CoreLogic: 24% of residential properties upside down
From FirstAmerican Core Logic:
…more than 11.3 million, or 24 percent, of all residential properties with mortgages were in negative equity at the end of the fourth quarter of 2009, up from 10.7 million and 23 percent at the end of the third quarter of 2009. An additional 2.3 million mortgages were approaching negative equity at the end of last year, meaning they had less than five percent equity. Together, negative equity and near-negative equity mortgages accounted for nearly 29 percent of all residential properties with a mortgage nationwide.
Negative equity means the mortgage balance is higher than the value of the home.
The bulk of underwater properties are concentrated in five states: California, Florida, Nevada, Arizona and Michigan. Nevada leads the way in terms of most homes with negative equity at a whopping 70 percent.
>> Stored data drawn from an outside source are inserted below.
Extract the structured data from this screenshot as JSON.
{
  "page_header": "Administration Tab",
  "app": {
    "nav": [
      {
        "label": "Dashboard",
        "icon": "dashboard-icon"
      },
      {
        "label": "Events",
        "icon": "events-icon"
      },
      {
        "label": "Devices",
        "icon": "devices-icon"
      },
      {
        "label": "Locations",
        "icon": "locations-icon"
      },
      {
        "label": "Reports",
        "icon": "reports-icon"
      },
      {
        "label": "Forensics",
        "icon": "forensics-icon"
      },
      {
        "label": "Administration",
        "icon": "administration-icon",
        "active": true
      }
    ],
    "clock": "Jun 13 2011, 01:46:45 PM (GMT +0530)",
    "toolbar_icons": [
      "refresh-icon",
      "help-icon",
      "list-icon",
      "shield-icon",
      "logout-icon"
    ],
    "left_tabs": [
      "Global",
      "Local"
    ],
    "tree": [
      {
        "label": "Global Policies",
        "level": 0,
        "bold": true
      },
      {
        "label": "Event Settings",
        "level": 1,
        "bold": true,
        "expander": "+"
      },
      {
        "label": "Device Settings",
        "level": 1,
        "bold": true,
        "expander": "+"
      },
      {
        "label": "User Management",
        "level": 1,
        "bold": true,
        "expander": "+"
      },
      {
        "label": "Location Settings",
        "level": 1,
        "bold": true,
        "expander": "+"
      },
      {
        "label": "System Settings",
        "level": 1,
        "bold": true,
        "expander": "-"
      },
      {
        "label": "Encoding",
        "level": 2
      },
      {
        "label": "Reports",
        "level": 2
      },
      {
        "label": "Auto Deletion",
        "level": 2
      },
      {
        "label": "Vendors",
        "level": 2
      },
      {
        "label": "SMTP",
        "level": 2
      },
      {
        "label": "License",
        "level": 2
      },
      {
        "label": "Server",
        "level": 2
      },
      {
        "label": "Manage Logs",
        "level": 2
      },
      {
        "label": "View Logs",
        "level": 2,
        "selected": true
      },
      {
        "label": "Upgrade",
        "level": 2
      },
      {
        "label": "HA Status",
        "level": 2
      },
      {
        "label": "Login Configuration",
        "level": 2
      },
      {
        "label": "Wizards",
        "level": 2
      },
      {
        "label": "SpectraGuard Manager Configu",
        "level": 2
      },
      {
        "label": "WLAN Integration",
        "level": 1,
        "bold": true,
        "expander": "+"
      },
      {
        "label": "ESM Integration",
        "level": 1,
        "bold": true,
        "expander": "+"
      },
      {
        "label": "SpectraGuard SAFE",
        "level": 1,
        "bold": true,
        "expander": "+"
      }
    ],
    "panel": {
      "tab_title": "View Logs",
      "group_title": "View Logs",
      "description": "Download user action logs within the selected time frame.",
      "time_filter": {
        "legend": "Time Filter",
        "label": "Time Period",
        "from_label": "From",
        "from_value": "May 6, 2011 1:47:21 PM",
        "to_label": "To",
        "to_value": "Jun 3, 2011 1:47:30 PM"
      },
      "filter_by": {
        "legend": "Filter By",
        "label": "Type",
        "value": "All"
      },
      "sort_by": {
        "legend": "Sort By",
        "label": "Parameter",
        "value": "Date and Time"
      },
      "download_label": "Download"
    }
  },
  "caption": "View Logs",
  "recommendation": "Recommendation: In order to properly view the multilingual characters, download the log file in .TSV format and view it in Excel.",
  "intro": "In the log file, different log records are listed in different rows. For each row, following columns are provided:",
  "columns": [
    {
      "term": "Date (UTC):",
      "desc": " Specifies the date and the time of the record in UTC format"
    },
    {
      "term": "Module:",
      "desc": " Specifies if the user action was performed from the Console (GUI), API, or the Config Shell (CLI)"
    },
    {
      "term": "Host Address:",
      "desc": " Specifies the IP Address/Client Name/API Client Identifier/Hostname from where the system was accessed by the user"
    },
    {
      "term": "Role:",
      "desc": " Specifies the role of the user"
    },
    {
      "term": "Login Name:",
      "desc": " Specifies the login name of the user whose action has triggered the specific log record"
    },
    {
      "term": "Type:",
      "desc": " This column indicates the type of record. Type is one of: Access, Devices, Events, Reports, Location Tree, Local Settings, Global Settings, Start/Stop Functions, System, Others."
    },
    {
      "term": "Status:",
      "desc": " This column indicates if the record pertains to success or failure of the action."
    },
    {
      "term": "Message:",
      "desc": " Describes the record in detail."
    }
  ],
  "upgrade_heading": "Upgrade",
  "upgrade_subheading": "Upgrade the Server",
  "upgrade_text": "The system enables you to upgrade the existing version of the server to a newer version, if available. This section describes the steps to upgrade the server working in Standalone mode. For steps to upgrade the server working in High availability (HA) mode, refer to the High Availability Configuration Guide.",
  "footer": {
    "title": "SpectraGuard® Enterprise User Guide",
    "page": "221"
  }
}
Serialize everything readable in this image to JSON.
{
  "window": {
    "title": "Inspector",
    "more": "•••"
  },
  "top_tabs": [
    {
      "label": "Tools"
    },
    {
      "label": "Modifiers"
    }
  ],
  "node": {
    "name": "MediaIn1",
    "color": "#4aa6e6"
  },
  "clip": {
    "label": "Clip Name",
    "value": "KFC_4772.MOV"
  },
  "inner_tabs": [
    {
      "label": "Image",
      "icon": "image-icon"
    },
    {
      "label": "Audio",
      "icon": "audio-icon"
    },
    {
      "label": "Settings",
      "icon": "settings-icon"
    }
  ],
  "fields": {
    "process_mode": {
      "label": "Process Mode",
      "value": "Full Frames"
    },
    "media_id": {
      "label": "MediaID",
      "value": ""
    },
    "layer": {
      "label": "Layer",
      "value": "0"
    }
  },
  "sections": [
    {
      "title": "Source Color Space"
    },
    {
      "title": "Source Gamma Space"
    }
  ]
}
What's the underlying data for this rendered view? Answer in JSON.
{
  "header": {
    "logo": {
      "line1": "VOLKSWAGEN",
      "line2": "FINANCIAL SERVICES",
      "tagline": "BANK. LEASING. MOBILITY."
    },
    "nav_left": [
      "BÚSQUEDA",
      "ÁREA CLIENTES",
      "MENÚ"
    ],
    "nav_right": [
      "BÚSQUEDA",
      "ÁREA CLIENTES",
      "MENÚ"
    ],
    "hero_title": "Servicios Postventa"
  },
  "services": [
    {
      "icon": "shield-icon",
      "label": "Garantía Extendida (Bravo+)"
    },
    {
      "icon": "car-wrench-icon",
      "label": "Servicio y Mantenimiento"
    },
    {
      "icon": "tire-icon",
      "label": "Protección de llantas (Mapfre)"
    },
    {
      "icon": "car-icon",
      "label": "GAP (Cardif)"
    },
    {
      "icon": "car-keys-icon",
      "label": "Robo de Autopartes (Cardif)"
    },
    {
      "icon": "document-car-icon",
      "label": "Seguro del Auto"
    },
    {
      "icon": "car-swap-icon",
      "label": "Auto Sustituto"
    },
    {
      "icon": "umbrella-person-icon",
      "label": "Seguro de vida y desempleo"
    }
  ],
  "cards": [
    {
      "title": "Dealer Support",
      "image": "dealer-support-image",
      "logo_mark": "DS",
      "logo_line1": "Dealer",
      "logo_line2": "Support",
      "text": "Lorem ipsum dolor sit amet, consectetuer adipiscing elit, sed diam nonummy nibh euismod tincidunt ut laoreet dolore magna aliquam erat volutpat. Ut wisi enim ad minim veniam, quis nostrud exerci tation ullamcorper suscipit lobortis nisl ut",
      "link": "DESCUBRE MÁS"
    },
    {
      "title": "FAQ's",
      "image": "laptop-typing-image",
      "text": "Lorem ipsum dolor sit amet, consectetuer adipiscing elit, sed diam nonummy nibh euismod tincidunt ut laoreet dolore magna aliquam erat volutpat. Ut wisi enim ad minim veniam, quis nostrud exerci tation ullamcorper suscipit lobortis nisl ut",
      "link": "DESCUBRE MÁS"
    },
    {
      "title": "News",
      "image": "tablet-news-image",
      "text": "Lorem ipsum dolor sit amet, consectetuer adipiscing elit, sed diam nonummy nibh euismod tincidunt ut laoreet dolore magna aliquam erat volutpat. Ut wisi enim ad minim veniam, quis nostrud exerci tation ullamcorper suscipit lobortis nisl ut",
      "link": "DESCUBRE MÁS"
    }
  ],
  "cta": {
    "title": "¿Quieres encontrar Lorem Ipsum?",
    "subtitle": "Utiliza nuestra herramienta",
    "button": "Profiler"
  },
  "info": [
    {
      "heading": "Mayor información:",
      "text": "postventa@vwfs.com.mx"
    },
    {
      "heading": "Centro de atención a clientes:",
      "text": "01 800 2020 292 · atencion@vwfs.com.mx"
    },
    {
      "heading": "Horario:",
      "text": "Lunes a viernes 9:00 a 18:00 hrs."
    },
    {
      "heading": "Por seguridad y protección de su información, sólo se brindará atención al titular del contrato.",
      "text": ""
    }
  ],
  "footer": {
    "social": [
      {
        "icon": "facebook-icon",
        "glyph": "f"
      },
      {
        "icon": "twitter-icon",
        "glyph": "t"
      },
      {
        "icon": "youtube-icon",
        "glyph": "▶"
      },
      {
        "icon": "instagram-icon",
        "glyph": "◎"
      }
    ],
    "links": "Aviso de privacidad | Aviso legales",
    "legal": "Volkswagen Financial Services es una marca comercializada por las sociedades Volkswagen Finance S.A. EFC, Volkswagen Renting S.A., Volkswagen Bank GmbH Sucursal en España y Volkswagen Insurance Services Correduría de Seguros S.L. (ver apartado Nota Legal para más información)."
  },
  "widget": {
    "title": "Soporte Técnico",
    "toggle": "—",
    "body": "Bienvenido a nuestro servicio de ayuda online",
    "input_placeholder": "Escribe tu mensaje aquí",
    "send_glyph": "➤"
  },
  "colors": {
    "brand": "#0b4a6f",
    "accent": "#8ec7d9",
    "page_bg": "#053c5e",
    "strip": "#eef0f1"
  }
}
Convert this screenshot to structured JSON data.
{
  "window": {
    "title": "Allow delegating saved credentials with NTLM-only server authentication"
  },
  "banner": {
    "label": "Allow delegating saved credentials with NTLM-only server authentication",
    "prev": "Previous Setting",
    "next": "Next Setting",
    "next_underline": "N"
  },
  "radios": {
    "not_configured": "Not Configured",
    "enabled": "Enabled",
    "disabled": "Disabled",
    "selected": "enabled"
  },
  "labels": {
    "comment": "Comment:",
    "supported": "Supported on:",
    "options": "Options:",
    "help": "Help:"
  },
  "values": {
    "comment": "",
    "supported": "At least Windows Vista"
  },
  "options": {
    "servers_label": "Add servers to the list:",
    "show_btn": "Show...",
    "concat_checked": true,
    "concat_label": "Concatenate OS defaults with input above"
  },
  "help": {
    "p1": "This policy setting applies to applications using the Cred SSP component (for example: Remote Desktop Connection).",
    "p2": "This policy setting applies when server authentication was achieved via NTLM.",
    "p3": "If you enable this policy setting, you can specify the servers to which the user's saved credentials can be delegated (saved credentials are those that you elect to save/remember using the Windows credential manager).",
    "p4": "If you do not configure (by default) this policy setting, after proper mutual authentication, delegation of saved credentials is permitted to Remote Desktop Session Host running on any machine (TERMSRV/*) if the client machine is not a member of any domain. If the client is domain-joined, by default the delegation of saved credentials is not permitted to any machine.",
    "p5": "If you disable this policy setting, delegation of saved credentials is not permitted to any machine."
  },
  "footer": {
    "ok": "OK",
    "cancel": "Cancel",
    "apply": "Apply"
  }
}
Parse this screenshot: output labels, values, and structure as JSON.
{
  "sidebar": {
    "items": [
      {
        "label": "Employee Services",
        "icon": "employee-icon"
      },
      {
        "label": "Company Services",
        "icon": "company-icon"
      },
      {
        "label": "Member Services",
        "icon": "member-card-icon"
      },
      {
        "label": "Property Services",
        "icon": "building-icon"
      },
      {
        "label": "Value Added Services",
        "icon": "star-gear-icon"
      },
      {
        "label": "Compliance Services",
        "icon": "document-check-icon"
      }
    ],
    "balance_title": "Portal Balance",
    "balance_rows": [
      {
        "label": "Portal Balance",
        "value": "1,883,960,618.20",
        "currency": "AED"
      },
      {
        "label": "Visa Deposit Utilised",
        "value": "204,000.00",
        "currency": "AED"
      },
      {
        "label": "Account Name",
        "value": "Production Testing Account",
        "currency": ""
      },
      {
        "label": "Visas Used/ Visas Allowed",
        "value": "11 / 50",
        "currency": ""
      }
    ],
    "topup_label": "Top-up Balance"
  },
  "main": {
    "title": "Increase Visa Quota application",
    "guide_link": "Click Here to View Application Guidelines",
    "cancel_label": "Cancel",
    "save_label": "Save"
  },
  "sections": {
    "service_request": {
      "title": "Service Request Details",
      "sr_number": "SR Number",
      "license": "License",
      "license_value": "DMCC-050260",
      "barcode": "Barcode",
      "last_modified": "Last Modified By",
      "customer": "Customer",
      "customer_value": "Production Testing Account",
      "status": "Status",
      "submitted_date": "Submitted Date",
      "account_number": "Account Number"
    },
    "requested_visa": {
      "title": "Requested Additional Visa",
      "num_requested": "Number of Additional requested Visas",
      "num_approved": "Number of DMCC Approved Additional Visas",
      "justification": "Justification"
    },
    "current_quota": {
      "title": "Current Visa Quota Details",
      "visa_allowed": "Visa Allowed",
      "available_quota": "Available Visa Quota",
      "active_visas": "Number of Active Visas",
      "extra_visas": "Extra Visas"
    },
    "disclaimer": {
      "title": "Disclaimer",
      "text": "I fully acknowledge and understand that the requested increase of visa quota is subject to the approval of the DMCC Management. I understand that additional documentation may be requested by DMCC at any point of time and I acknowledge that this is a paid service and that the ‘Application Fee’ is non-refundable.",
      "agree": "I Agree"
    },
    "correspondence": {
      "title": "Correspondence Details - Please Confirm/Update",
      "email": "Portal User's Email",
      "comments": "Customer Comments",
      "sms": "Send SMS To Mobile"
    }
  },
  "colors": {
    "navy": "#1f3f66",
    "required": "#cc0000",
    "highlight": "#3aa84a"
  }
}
“Home-ownership” is badly defined by, for instance, the Census Bureau, which considers all “owner-occupied housing units” in its calculation of the home-ownership rate.
But the rate would be far lower if one simply calculated the amount of equity that Americans have in their homes. Since this is the portion of real estate for which they don’t pay anything, it is the only portion that is truly “owned.”
Subtract folks who owe more on their homes than they are worth and the home-ownership rate drops from 67% to 43%.
Update: Reader Dan Hess offers a better calculation in the comments. He correctly notes that underwater homes are 24% of homes with mortgages, not 24% of all homes as I implied in the math above. Backing out these homes would reduce the homeownership rate to 57%. Though backing out ALL mortgage debt, even on homes with owner equity, would lower the ownership rate even more.
This isn’t merely academic. Having equity in their homes is a big reason homeowners keep paying their mortgage, which is necessary for banks to stay solvent.